The “Partnership for Cyber Resilience” is a set of shared principles, signed and endorsed by Chief Executives of companies which recognize the interdependence of all organizations in combating cyber risks in a hyperconnected world.
Cyber resilience, it says, “is defined as the ability of systems and organizations to withstand cyber events, measured by the combination of mean time to failure and mean time to recovery.”
The PCR Initiative’s steering board are:
- Ian Livingston, CEO, BT Group;
- Bill McCracken, CEO, CA Technologies;
- Michael Chertoff, former secretary of Homeland Security and now Managing Principal, Chertoff Group – a risk management and security consulting company;
- Robert Wainwright, Director, Europol (European Police);
- Natarajan Chandrasekaran, CEO & MD, Tata Consultancy Services
Here is a link to the press launch of this new initiative – http://www.weforum.org/videos/partnership-cyber-resilience-annual-meeting-2012
I recommend that you watch the first 5 minutes where Alan Marcus outlines this critical protection issue and commitment required from CEOs to cyber security.
“This initiative is essentially an attempt to immunize the Internet. The more stakeholders endorse and implement the principles the higher the chances to safeguard the digital environment.”
I recommend that you read the short 15 page PCR Principles and Guidelines document which includes a C-Suite Checklist on page 11.
In today’s Observer there is an article in which the Cabinet Office warns that the London Olympics could crash the internet. Fears of an internet meltdown during the London Games may lead to web access being rationed for British businesses
Additionally, BBC News Technology reported this week that Israel, Finland and Sweden are seen as leading the way in “cyber-readiness“, according to a major new security report. The McAfee-backed cyberdefence survey deemed China, Brazil and Mexico as being among the least able to defend themselves against emerging attacks.
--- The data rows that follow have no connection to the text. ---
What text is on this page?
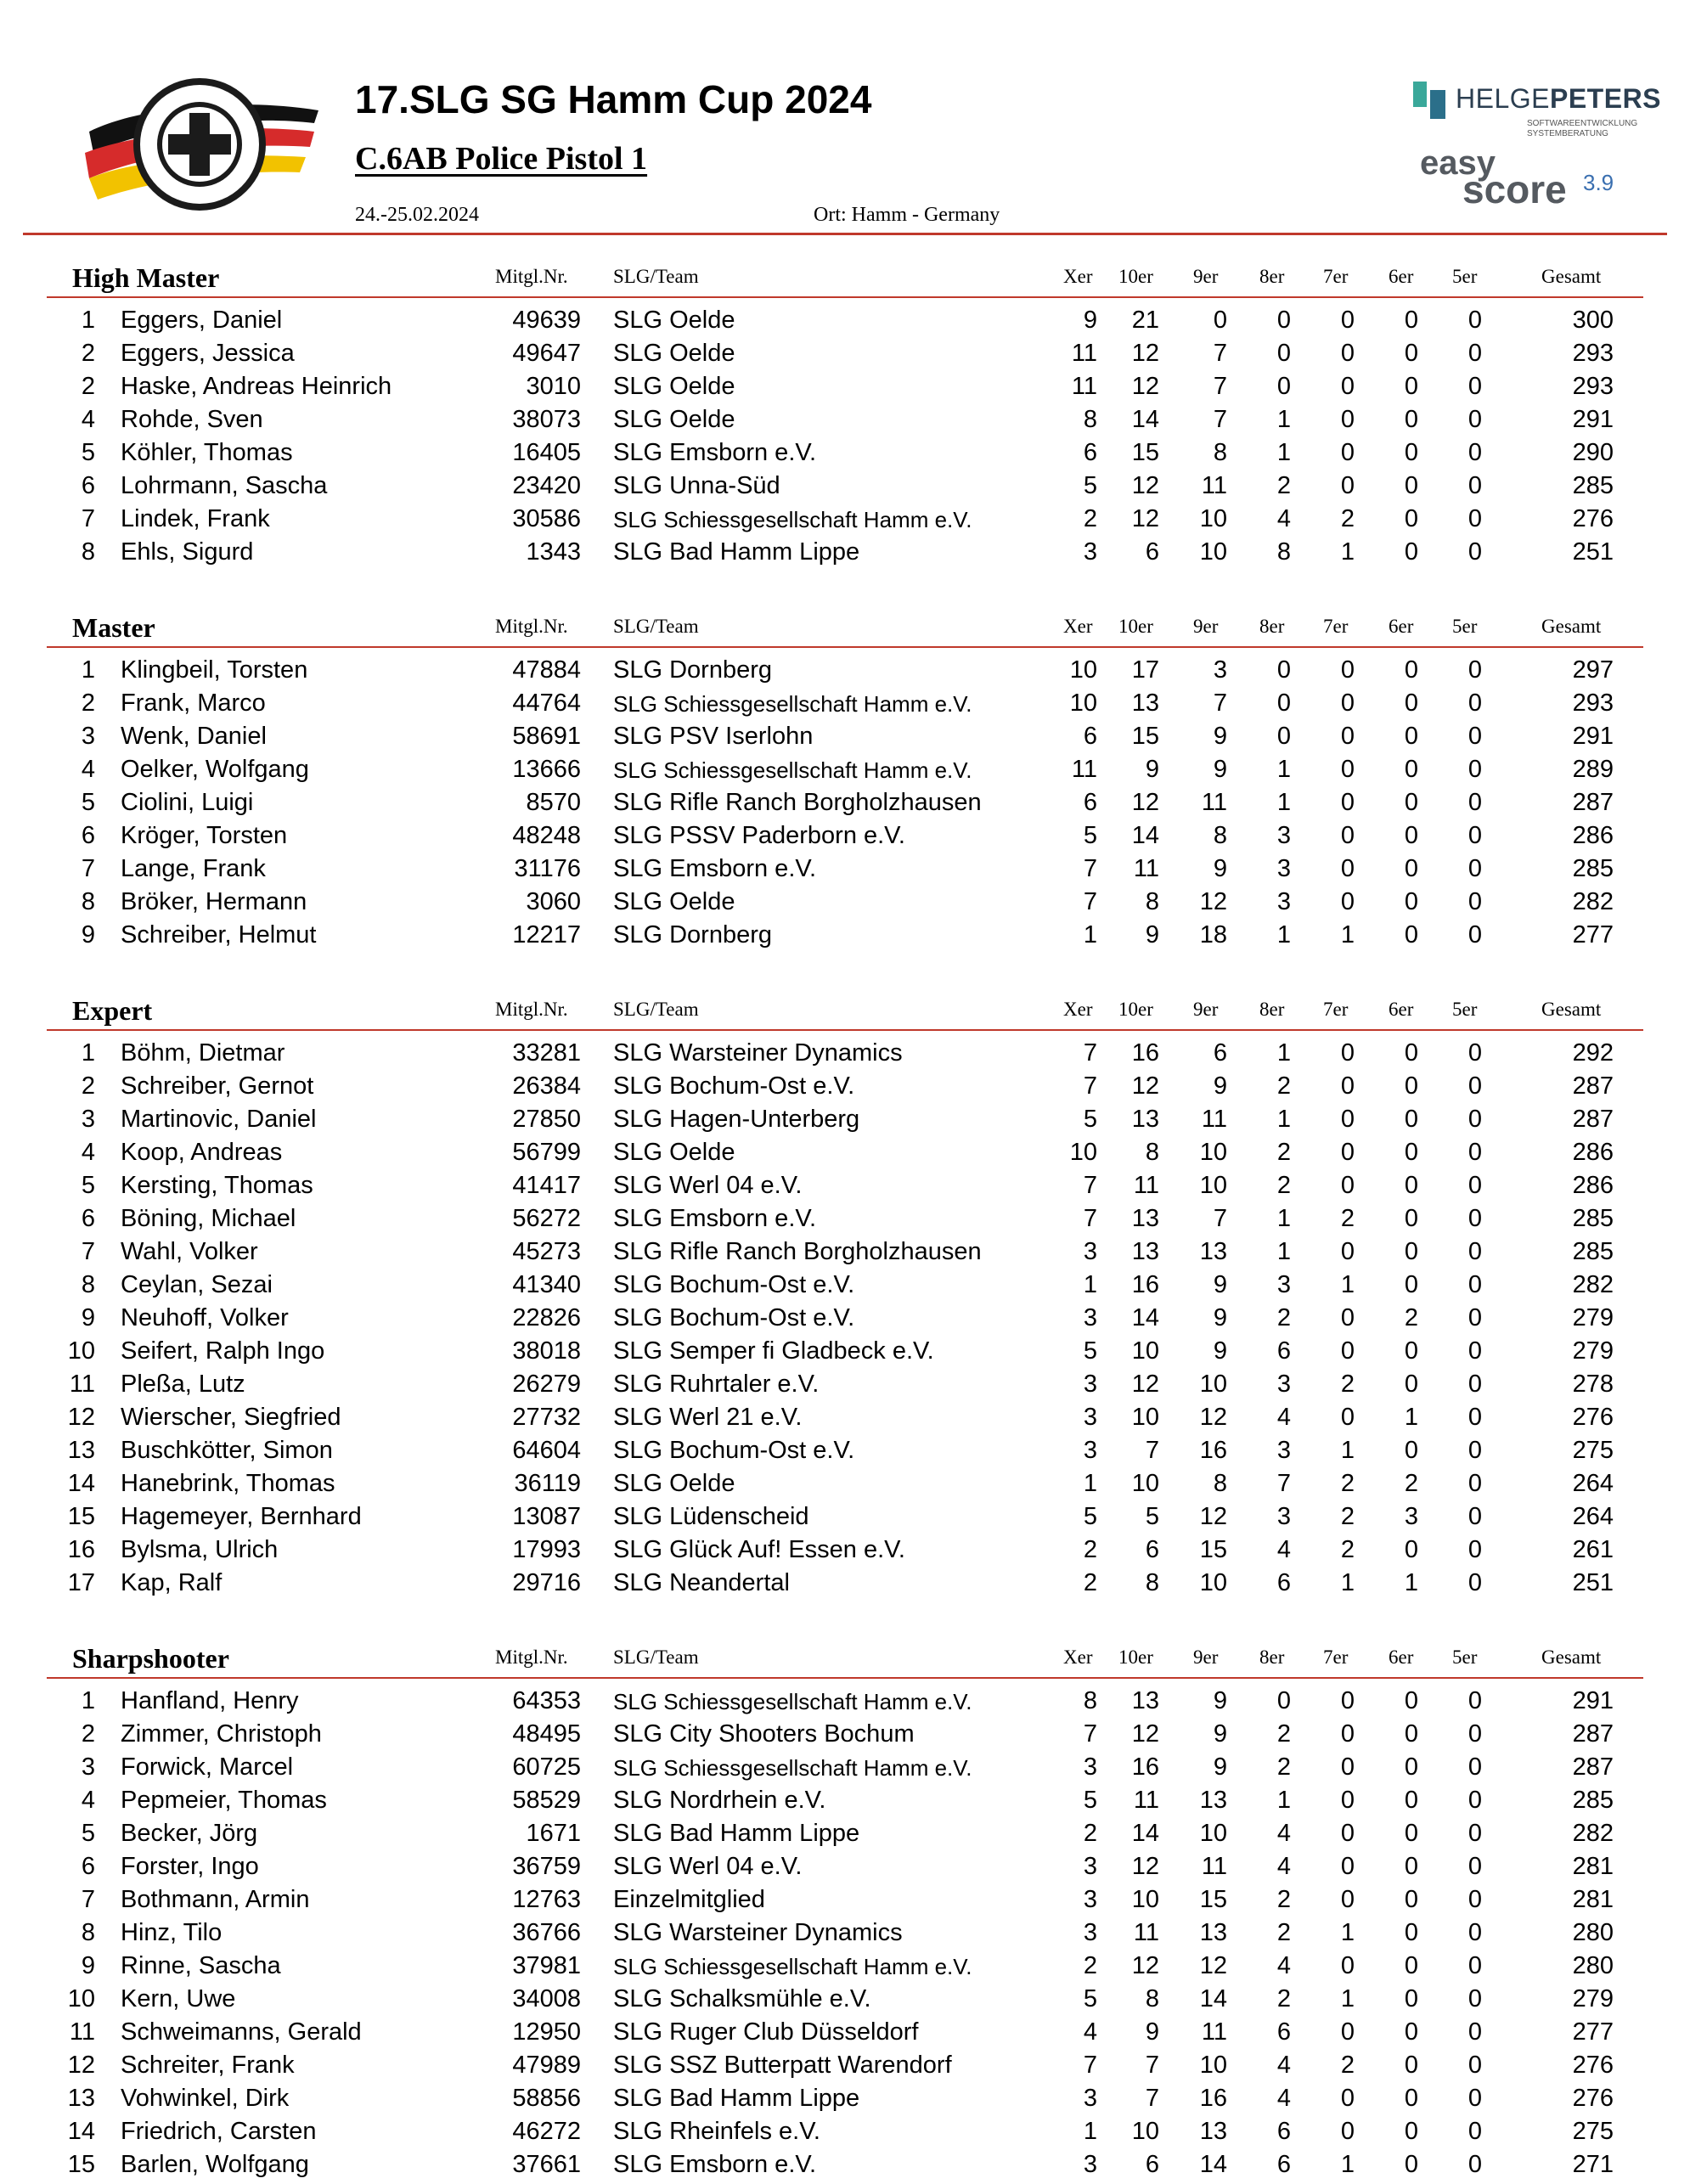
17.SLG SG Hamm Cup 2024
C.6AB Police Pistol 1
24.-25.02.2024	Ort: Hamm - Germany
HELGEPETERS
SOFTWAREENTWICKLUNG
SYSTEMBERATUNG
easy
score 3.9
High Master	Mitgl.Nr. SLG/Team	Xer 10er 9er 8er 7er 6er 5er	Gesamt
1 Eggers, Daniel	49639 SLG Oelde	9	21	0	0	0	0	0	300
2 Eggers, Jessica	49647 SLG Oelde	11	12	7	0	0	0	0	293
2 Haske, Andreas Heinrich	3010 SLG Oelde	11	12	7	0	0	0	0	293
4 Rohde, Sven	38073 SLG Oelde	8	14	7	1	0	0	0	291
5 Köhler, Thomas	16405 SLG Emsborn e.V.	6	15	8	1	0	0	0	290
6 Lohrmann, Sascha	23420 SLG Unna-Süd	5	12	11	2	0	0	0	285
7 Lindek, Frank	30586 SLG Schiessgesellschaft Hamm e.V.	2	12	10	4	2	0	0	276
8 Ehls, Sigurd	1343 SLG Bad Hamm Lippe	3	6	10	8	1	0	0	251
Master	Mitgl.Nr. SLG/Team	Xer 10er 9er 8er 7er 6er 5er	Gesamt
1 Klingbeil, Torsten	47884 SLG Dornberg	10	17	3	0	0	0	0	297
2 Frank, Marco	44764 SLG Schiessgesellschaft Hamm e.V.	10	13	7	0	0	0	0	293
3 Wenk, Daniel	58691 SLG PSV Iserlohn	6	15	9	0	0	0	0	291
4 Oelker, Wolfgang	13666 SLG Schiessgesellschaft Hamm e.V.	11	9	9	1	0	0	0	289
5 Ciolini, Luigi	8570 SLG Rifle Ranch Borgholzhausen	6	12	11	1	0	0	0	287
6 Kröger, Torsten	48248 SLG PSSV Paderborn e.V.	5	14	8	3	0	0	0	286
7 Lange, Frank	31176 SLG Emsborn e.V.	7	11	9	3	0	0	0	285
8 Bröker, Hermann	3060 SLG Oelde	7	8	12	3	0	0	0	282
9 Schreiber, Helmut	12217 SLG Dornberg	1	9	18	1	1	0	0	277
Expert	Mitgl.Nr. SLG/Team	Xer 10er 9er 8er 7er 6er 5er	Gesamt
1 Böhm, Dietmar	33281 SLG Warsteiner Dynamics	7	16	6	1	0	0	0	292
2 Schreiber, Gernot	26384 SLG Bochum-Ost e.V.	7	12	9	2	0	0	0	287
3 Martinovic, Daniel	27850 SLG Hagen-Unterberg	5	13	11	1	0	0	0	287
4 Koop, Andreas	56799 SLG Oelde	10	8	10	2	0	0	0	286
5 Kersting, Thomas	41417 SLG Werl 04 e.V.	7	11	10	2	0	0	0	286
6 Böning, Michael	56272 SLG Emsborn e.V.	7	13	7	1	2	0	0	285
7 Wahl, Volker	45273 SLG Rifle Ranch Borgholzhausen	3	13	13	1	0	0	0	285
8 Ceylan, Sezai	41340 SLG Bochum-Ost e.V.	1	16	9	3	1	0	0	282
9 Neuhoff, Volker	22826 SLG Bochum-Ost e.V.	3	14	9	2	0	2	0	279
10 Seifert, Ralph Ingo	38018 SLG Semper fi Gladbeck e.V.	5	10	9	6	0	0	0	279
11 Pleßa, Lutz	26279 SLG Ruhrtaler e.V.	3	12	10	3	2	0	0	278
12 Wierscher, Siegfried	27732 SLG Werl 21 e.V.	3	10	12	4	0	1	0	276
13 Buschkötter, Simon	64604 SLG Bochum-Ost e.V.	3	7	16	3	1	0	0	275
14 Hanebrink, Thomas	36119 SLG Oelde	1	10	8	7	2	2	0	264
15 Hagemeyer, Bernhard	13087 SLG Lüdenscheid	5	5	12	3	2	3	0	264
16 Bylsma, Ulrich	17993 SLG Glück Auf! Essen e.V.	2	6	15	4	2	0	0	261
17 Kap, Ralf	29716 SLG Neandertal	2	8	10	6	1	1	0	251
Sharpshooter	Mitgl.Nr. SLG/Team	Xer 10er 9er 8er 7er 6er 5er	Gesamt
1 Hanfland, Henry	64353 SLG Schiessgesellschaft Hamm e.V.	8	13	9	0	0	0	0	291
2 Zimmer, Christoph	48495 SLG City Shooters Bochum	7	12	9	2	0	0	0	287
3 Forwick, Marcel	60725 SLG Schiessgesellschaft Hamm e.V.	3	16	9	2	0	0	0	287
4 Pepmeier, Thomas	58529 SLG Nordrhein e.V.	5	11	13	1	0	0	0	285
5 Becker, Jörg	1671 SLG Bad Hamm Lippe	2	14	10	4	0	0	0	282
6 Forster, Ingo	36759 SLG Werl 04 e.V.	3	12	11	4	0	0	0	281
7 Bothmann, Armin	12763 Einzelmitglied	3	10	15	2	0	0	0	281
8 Hinz, Tilo	36766 SLG Warsteiner Dynamics	3	11	13	2	1	0	0	280
9 Rinne, Sascha	37981 SLG Schiessgesellschaft Hamm e.V.	2	12	12	4	0	0	0	280
10 Kern, Uwe	34008 SLG Schalksmühle e.V.	5	8	14	2	1	0	0	279
11 Schweimanns, Gerald	12950 SLG Ruger Club Düsseldorf	4	9	11	6	0	0	0	277
12 Schreiter, Frank	47989 SLG SSZ Butterpatt Warendorf	7	7	10	4	2	0	0	276
13 Vohwinkel, Dirk	58856 SLG Bad Hamm Lippe	3	7	16	4	0	0	0	276
14 Friedrich, Carsten	46272 SLG Rheinfels e.V.	1	10	13	6	0	0	0	275
15 Barlen, Wolfgang	37661 SLG Emsborn e.V.	3	6	14	6	1	0	0	271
ITIL 2011 Edition Service Design define resilience as – “The ability of an IT service or other configuration item to resist failure or to recover in a timely manner following a failure. For example, an armoured cable will resist failure when put under stress.”
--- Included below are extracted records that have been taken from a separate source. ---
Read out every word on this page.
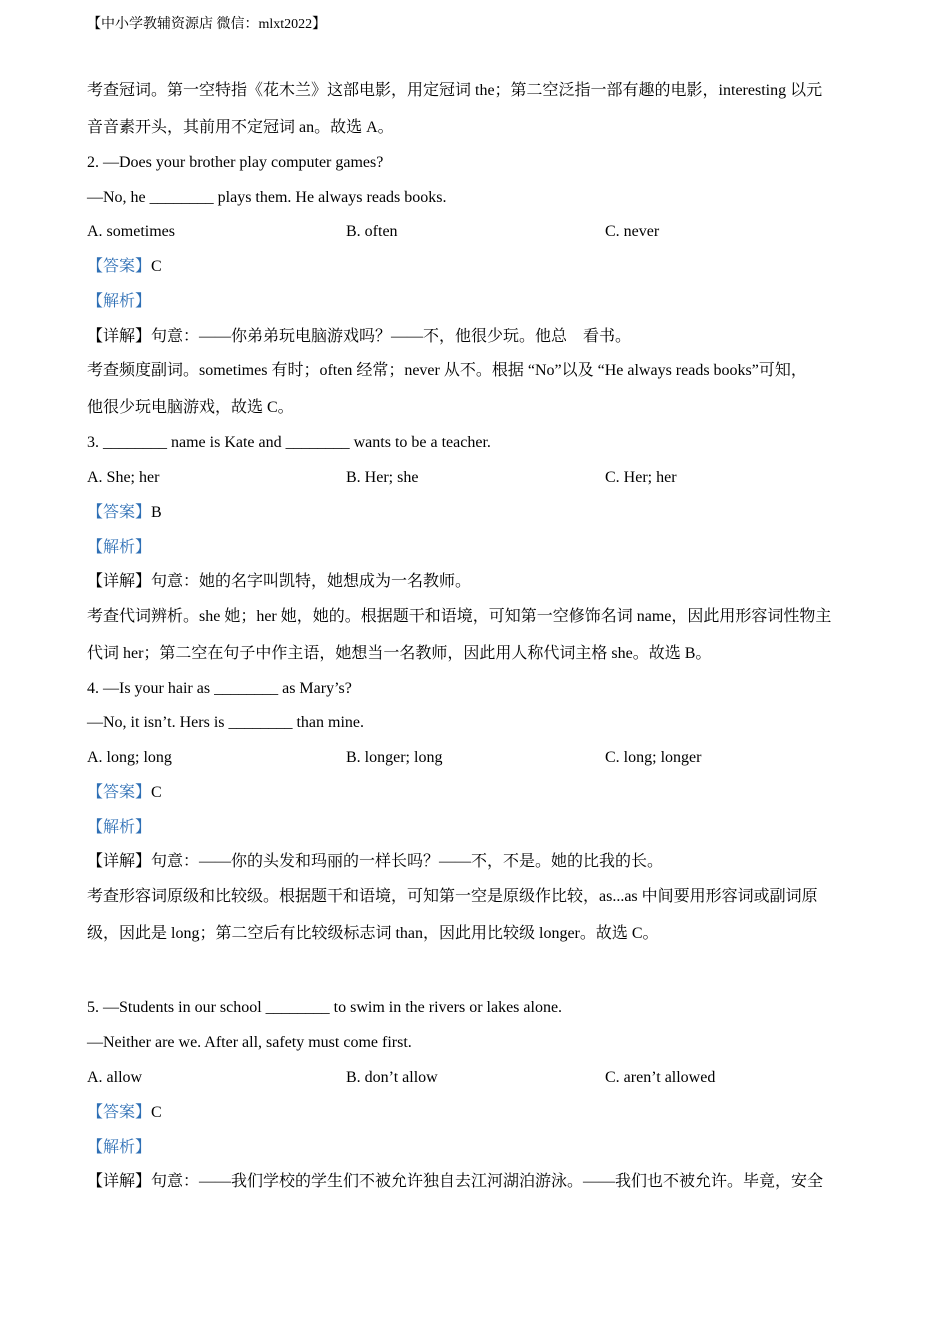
【中小学教辅资源店 微信：mlxt2022】
考查冠词。第一空特指《花木兰》这部电影，用定冠词 the；第二空泛指一部有趣的电影，interesting 以元
音音素开头，其前用不定冠词 an。故选 A。
2. —Does your brother play computer games?
—No, he ________ plays them. He always reads books.
A. sometimes	B. often	C. never
【答案】C
【解析】
【详解】句意：——你弟弟玩电脑游戏吗？——不，他很少玩。他总　看书。
考查频度副词。sometimes 有时；often 经常；never 从不。根据 “No”以及 “He always reads books”可知，
他很少玩电脑游戏，故选 C。
3. ________ name is Kate and ________ wants to be a teacher.
A. She; her	B. Her; she	C. Her; her
【答案】B
【解析】
【详解】句意：她的名字叫凯特，她想成为一名教师。
考查代词辨析。she 她；her 她，她的。根据题干和语境，可知第一空修饰名词 name，因此用形容词性物主
代词 her；第二空在句子中作主语，她想当一名教师，因此用人称代词主格 she。故选 B。
4. —Is your hair as ________ as Mary’s?
—No, it isn’t. Hers is ________ than mine.
A. long; long	B. longer; long	C. long; longer
【答案】C
【解析】
【详解】句意：——你的头发和玛丽的一样长吗？——不，不是。她的比我的长。
考查形容词原级和比较级。根据题干和语境，可知第一空是原级作比较，as...as 中间要用形容词或副词原
级，因此是 long；第二空后有比较级标志词 than，因此用比较级 longer。故选 C。
5. —Students in our school ________ to swim in the rivers or lakes alone.
—Neither are we. After all, safety must come first.
A. allow	B. don’t allow	C. aren’t allowed
【答案】C
【解析】
【详解】句意：——我们学校的学生们不被允许独自去江河湖泊游泳。——我们也不被允许。毕竟，安全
Page 167 – The requirements for resilience in the IT infrastructure should always be considered at the time of service design. However, for many services, the resilience of the service is only considered after it is in live operational use. Incorporating resilience into service design is much more effective and efficient than trying to add it at a later date, once a service has become operational.
Business Continuity Resilience Services
The evolution of business resiliency management – A proactive guide to helping you strengthen your business resiliency management program
So you should now be aware of the new “Partnership for Cyber Resilience” initiative which will engender support among industry leaders to a common set of guidelines and principles. It is of interest that 3 of the 5 members of the Steering Board are CEOs of global Technology firms – BT, CA and TCS. The requirements that they have helped shape will need to be addressed by Global and National Service Providers.
In essence, the key question an internal / external service provider should ask is how “cyber-ready” are we to “protect and serve” the Business?